Jian Li¹Yu Han^2,3Xianwen Lu⁴Xinwei Tang²Jiayan Sun²Meng Li¹Laigeng Li^5*

• ¹Yuelushan Laboratory, College of Life Science and Technology, Central South University of Forestry and Technology, changsha, China
• ²Key Laboratory of Plant Carbon Capture, CAS Center for Excellence in Molecular Plant Sciences, Shanghai, China
• ³State Key Laboratory for Quality and Safety of Agro-Products, Institute of Virology and Biotechnology, Zhejiang Academy of Agricultural Sciences, Hangzhou, China
• ⁴Key Laboratory of Biodiversity Conservation in Southwest, State Forestry Administration, Southwest Forestry University, Kunming, China
• ⁵Key Laboratory of Plant Carbon Capture, CAS Center for Excellence in Molecular Plant Sciences, Chinese Academy of Sciences, Shanghai, China

Introduction: Wood is primarily made up of secondary xylem cell walls, with lignin, cellulose, and hemicellulose as the main chemical components. The presence of lignin represents recalcitrance to wood pulping and biofuel conversion. Consequently, reducing lignin content is a key approach to improving wood properties and optimizing its processing.In this study, we suppressed lignin biosynthesis by overexpressing a mutated transcription repressor PdLTF1 AA and enhanced cellulose synthesis simultaneously by introducing cellulose synthase genes, PdCesA4, PdCesA7A, or PdCesA8A, specifically in xylem fiber cells.The transgenic plants exhibited decreased lignin content and a significant increase in cellulose content.

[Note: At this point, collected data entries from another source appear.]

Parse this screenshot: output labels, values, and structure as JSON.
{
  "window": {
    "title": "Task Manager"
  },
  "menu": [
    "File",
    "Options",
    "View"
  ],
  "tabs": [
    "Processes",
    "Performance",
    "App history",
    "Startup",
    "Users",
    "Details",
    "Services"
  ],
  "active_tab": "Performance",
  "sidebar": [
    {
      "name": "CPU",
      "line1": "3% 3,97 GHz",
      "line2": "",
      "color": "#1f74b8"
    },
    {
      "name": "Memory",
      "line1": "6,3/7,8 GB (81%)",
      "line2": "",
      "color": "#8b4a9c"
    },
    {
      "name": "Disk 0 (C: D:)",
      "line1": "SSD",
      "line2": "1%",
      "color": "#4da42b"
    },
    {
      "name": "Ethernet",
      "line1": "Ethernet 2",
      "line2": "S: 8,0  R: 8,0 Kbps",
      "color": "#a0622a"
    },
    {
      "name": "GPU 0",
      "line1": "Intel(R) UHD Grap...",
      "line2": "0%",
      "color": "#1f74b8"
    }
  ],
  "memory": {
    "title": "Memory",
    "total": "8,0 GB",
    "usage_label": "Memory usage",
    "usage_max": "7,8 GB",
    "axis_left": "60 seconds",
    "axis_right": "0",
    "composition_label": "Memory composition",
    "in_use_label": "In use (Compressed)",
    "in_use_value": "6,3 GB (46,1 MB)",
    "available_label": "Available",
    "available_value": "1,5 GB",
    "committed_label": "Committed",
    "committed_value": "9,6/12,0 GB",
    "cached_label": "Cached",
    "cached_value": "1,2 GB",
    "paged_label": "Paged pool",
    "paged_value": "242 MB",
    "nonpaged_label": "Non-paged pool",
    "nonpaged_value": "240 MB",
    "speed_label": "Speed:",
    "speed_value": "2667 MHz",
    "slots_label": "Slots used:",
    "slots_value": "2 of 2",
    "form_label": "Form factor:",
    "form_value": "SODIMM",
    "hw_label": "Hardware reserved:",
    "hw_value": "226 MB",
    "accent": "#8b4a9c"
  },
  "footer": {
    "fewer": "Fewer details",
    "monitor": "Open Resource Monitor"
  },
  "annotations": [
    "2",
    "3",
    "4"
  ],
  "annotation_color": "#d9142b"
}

Transcriptome analysis indicated that expression of PdLTF1 AA along with PdCesA4, PdCesA7A, or PdCesA8A in fiber cells resulted in transcriptional alterations in the genes associated with cell wall remodeling and polysaccharide synthesis during xylem development. The results also indicated that the diameter of wood fiber cells within the xylem is increased, which leads to a larger stem diameter in the transgenic plants. This study suggests that the biosynthesis of lignin and cellulose can be simultaneously modified, which presents a new strategy for modifying wood fiber characteristics for more efficient fiber and biomass processing.